Renovating Facilities Will Help Attract Human Resources

If housing complexes for national civil servants are aging and located far from workplaces, it could hinder their performance in carrying out their official duties. With more and more young people avoiding jobs as national civil servants, it is important to provide good quality housing for government staff.

The government has decided to construct new housing for national civil servants. It plans to build a 14-story building with 446 units for ministry and government agency employees at a site in Katsushika Ward, Tokyo, which currently houses an accommodation complex for detention officers that is scheduled to be rebuilt. The new building will be completed in fiscal 2029. It will be the first construction of a housing complex for national civil servants in 13 years.

In 2011, the then Democratic Party of Japan (DPJ) administration decided to drastically reduce the number of housing units for national civil servants. Based on the plan, the government has reduced the number from 218,000 to 162,000 and has also refrained from constructing new buildings. The proceeds from the sale of accommodation sites have been used to finance reconstruction efforts following the 2011 Great East Japan Earthquake.

In addition to the aim of raising funds for reconstruction, the DPJ, which vowed to “reduce wasteful spending,” was determined to pursue a track record of success during its administration.

However, the scrapping of housing complexes and the freeze on construction have created a situation in which dilapidated housing complexes and a shortage of units have become conspicuous in recent years.

About 47,000 units, or 30% of the total, are over 40 years old. Some units have no screen doors or hot-water boilers, and some still have old-style bath heaters. It is inevitable that young people are reluctant to live in such homes.

Young and mid-career bureaucrats often work late into the night to deal with Diet matters. However, there reportedly is a severe shortage of accommodations close to central Tokyo.

Bureaucrats play a major role in formulating domestic and foreign policies and implementing these policies with the direction of the Cabinet. It is the responsibility of the central government to provide a comfortable working environment for bureaucrats.

The number of students applying to become national civil servants continues to decline. From the perspective of securing human resources, the government should systematically improve and expand accommodations.

In addition to the current plan, the government intends to gradually renovate aging housing.
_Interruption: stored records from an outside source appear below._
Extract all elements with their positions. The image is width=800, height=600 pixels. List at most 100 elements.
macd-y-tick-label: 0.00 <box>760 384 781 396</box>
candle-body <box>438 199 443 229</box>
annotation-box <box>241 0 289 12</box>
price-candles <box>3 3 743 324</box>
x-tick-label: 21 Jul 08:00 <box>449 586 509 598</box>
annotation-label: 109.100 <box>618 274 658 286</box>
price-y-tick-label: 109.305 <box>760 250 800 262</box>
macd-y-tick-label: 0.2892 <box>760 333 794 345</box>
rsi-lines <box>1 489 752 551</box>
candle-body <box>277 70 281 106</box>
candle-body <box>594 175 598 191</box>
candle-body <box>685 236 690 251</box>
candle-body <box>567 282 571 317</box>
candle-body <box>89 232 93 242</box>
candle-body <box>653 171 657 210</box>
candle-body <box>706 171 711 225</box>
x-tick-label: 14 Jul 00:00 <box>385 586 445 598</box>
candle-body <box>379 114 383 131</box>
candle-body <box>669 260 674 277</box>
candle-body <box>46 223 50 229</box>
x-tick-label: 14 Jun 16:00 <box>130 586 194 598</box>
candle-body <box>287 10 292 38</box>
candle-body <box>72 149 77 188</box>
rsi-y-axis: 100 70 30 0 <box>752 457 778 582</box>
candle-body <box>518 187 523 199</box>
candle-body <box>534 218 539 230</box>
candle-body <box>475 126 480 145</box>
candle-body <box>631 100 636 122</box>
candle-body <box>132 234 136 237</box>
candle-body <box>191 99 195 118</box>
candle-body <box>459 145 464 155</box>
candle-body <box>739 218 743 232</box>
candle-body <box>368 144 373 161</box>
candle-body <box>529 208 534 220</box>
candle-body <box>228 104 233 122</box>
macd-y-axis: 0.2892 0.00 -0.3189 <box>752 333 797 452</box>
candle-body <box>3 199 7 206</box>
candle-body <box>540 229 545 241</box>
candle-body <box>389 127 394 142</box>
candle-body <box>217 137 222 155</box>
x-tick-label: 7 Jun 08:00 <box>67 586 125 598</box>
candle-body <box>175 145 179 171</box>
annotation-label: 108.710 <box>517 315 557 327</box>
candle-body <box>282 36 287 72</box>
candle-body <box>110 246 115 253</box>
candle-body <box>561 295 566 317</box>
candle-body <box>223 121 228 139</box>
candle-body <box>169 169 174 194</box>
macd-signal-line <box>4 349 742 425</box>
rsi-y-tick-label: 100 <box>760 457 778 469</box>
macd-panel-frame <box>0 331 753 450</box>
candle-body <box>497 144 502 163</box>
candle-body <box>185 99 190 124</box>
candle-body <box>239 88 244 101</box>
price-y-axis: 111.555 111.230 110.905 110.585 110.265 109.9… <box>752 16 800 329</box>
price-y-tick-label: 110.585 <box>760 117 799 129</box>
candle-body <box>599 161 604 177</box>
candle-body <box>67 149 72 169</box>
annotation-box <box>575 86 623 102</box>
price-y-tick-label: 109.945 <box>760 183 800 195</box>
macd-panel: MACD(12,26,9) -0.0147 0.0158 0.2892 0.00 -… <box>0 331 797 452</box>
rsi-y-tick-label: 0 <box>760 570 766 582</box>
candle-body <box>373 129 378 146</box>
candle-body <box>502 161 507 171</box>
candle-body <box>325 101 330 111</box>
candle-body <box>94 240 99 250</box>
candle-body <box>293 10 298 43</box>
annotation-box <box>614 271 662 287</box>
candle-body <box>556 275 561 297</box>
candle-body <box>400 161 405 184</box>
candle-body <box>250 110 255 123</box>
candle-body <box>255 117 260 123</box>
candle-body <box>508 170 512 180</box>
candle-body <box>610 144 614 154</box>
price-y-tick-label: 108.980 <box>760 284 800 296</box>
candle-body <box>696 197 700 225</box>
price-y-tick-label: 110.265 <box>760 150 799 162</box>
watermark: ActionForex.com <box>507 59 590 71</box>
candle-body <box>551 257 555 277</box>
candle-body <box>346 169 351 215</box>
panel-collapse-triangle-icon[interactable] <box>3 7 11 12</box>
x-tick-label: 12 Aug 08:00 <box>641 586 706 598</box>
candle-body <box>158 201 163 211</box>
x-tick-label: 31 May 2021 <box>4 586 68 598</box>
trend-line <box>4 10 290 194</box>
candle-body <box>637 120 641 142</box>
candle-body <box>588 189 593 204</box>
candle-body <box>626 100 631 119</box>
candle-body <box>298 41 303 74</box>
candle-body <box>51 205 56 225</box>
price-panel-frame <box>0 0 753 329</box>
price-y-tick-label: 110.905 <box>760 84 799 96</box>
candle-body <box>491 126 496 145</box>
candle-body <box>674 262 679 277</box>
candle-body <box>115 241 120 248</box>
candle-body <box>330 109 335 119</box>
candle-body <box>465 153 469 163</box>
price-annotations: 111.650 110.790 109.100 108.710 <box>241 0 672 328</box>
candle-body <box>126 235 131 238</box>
To gain the understanding of the public, it is essential to make efforts to thoroughly explain the necessity of these facilities.

Priority in the future development of these facilities should be given to securing accommodations for employees who deal with disasters and other emergencies.

In the event of a disaster such as an earthquake with a focus directly under the Tokyo metropolitan area, the government has stated that an initial response should be made “within about three hours.” To that end, about 7,300 employees have been designated as emergency response personnel who are required to arrive at the office immediately in the event of an earthquake or other disasters.

However, there are only about 3,600 housing units for emergency response personnel within a 6-kilometer radius from workplaces that could be reached on foot in the designated timeframe.

It is a problem if staff who deal with crisis management cannot arrive at the office immediately. The government must promptly provide the necessary number of housing units.